Deny yourself any emotional attachment other than those immature attachments we see in this crowd. They are emotionally developed to the age of 6 or 7. Many believe they stopped developing when they began using drugs or drinking. That is seldom the case. It is much earlier than that.
Which explains the phenomenon that most addicts share: about the complete “ease and comfort” of imbibing their first drugs or alcohol. It gave them a sense of comfort nothing else could or did. That is because they were that uncomfortable in life already. By 8 or 10 or 12, those were the best coping mechanisms they were going to have for a very long time.

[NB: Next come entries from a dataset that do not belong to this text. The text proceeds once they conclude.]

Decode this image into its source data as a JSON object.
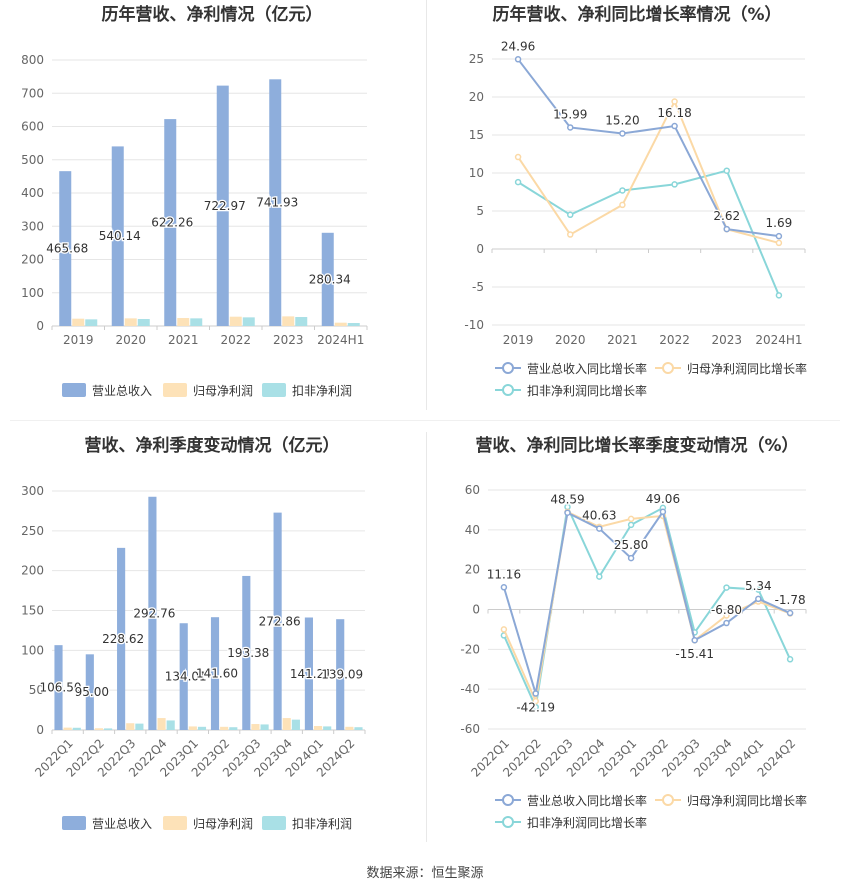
{
  "source_label": "数据来源：恒生聚源",
  "colors": {
    "revenue": "#8eaedc",
    "parent_profit": "#fde2b8",
    "deducted_profit": "#a9e0e6",
    "revenue_line": "#8ba8d6",
    "parent_line": "#fbd9a6",
    "deducted_line": "#89d6d9",
    "grid": "#e6e6e6",
    "axis_text": "#666666",
    "title": "#333333"
  },
  "chart_data": [
    {
      "type": "bar",
      "title": "历年营收、净利情况（亿元）",
      "categories": [
        "2019",
        "2020",
        "2021",
        "2022",
        "2023",
        "2024H1"
      ],
      "yticks": [
        "0",
        "100",
        "200",
        "300",
        "400",
        "500",
        "600",
        "700",
        "800"
      ],
      "ylim": [
        0,
        800
      ],
      "grid": true,
      "legend_position": "bottom",
      "series": [
        {
          "name": "营业总收入",
          "values": [
            465.68,
            540.14,
            622.26,
            722.97,
            741.93,
            280.34
          ],
          "labels": [
            "465.68",
            "540.14",
            "622.26",
            "722.97",
            "741.93",
            "280.34"
          ]
        },
        {
          "name": "归母净利润",
          "values": [
            22,
            23,
            24,
            28,
            29,
            10
          ]
        },
        {
          "name": "扣非净利润",
          "values": [
            20,
            21,
            23,
            26,
            27,
            9
          ]
        }
      ]
    },
    {
      "type": "line",
      "title": "历年营收、净利同比增长率情况（%）",
      "categories": [
        "2019",
        "2020",
        "2021",
        "2022",
        "2023",
        "2024H1"
      ],
      "yticks": [
        "-10",
        "-5",
        "0",
        "5",
        "10",
        "15",
        "20",
        "25"
      ],
      "ylim": [
        -10,
        25
      ],
      "grid": true,
      "legend_position": "bottom",
      "series": [
        {
          "name": "营业总收入同比增长率",
          "values": [
            24.96,
            15.99,
            15.2,
            16.18,
            2.62,
            1.69
          ],
          "labels": [
            "24.96",
            "15.99",
            "15.20",
            "16.18",
            "2.62",
            "1.69"
          ]
        },
        {
          "name": "归母净利润同比增长率",
          "values": [
            12.1,
            1.9,
            5.8,
            19.4,
            2.6,
            0.8
          ]
        },
        {
          "name": "扣非净利润同比增长率",
          "values": [
            8.8,
            4.5,
            7.7,
            8.5,
            10.3,
            -6.1
          ]
        }
      ]
    },
    {
      "type": "bar",
      "title": "营收、净利季度变动情况（亿元）",
      "categories": [
        "2022Q1",
        "2022Q2",
        "2022Q3",
        "2022Q4",
        "2023Q1",
        "2023Q2",
        "2023Q3",
        "2023Q4",
        "2024Q1",
        "2024Q2"
      ],
      "yticks": [
        "0",
        "50",
        "100",
        "150",
        "200",
        "250",
        "300"
      ],
      "ylim": [
        0,
        300
      ],
      "grid": true,
      "legend_position": "bottom",
      "series": [
        {
          "name": "营业总收入",
          "values": [
            106.5,
            95.0,
            228.62,
            292.76,
            134.01,
            141.6,
            193.38,
            272.86,
            141.21,
            139.09
          ],
          "labels": [
            "106.50",
            "95.00",
            "228.62",
            "292.76",
            "134.01",
            "141.60",
            "193.38",
            "272.86",
            "141.21",
            "139.09"
          ]
        },
        {
          "name": "归母净利润",
          "values": [
            3,
            2.2,
            8.5,
            15,
            4.5,
            4,
            7.5,
            15,
            5,
            4
          ]
        },
        {
          "name": "扣非净利润",
          "values": [
            2.8,
            2,
            8,
            12,
            4,
            3.5,
            7,
            13,
            4.5,
            3.5
          ]
        }
      ]
    },
    {
      "type": "line",
      "title": "营收、净利同比增长率季度变动情况（%）",
      "categories": [
        "2022Q1",
        "2022Q2",
        "2022Q3",
        "2022Q4",
        "2023Q1",
        "2023Q2",
        "2023Q3",
        "2023Q4",
        "2024Q1",
        "2024Q2"
      ],
      "yticks": [
        "-60",
        "-40",
        "-20",
        "0",
        "20",
        "40",
        "60"
      ],
      "ylim": [
        -60,
        60
      ],
      "grid": true,
      "legend_position": "bottom",
      "series": [
        {
          "name": "营业总收入同比增长率",
          "values": [
            11.16,
            -42.19,
            48.59,
            40.63,
            25.8,
            49.06,
            -15.41,
            -6.8,
            5.34,
            -1.78
          ],
          "labels": [
            "11.16",
            "-42.19",
            "48.59",
            "40.63",
            "25.80",
            "49.06",
            "-15.41",
            "-6.80",
            "5.34",
            "-1.78"
          ]
        },
        {
          "name": "归母净利润同比增长率",
          "values": [
            -10,
            -46,
            49,
            41.5,
            45.5,
            47,
            -15.5,
            -3,
            4,
            -2
          ]
        },
        {
          "name": "扣非净利润同比增长率",
          "values": [
            -13,
            -49,
            51.5,
            16.5,
            42.5,
            51,
            -11.5,
            11,
            10,
            -25
          ]
        }
      ]
    }
  ]
}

So, they never developed mature coping mechanisms, even for that age. Terrifying how stunted the growth and emotional development of addicts truly is. And SO many never go beyond even that! It is not about abstinence from substances, but the growing up that needs to happen for us in this recovery process. Not many do it. They are still dependent on attachments that are very, very immature. And that, my friends, is a serious disability. We all know this thing is a disease. It is a mental and emotional illness, according to the diagnostic codes used by mental health professionals. While it creates physical symptoms and can cause horrific diseases that have other diagnostic criteria, it is, first and foremost, a mental and emotional illness. And what Mr. Rogers talks about here are the symptoms of a crippling disability that makes social and emotional retardation real for millions of people. We all know the treatment, but few are going to practice it. How sad!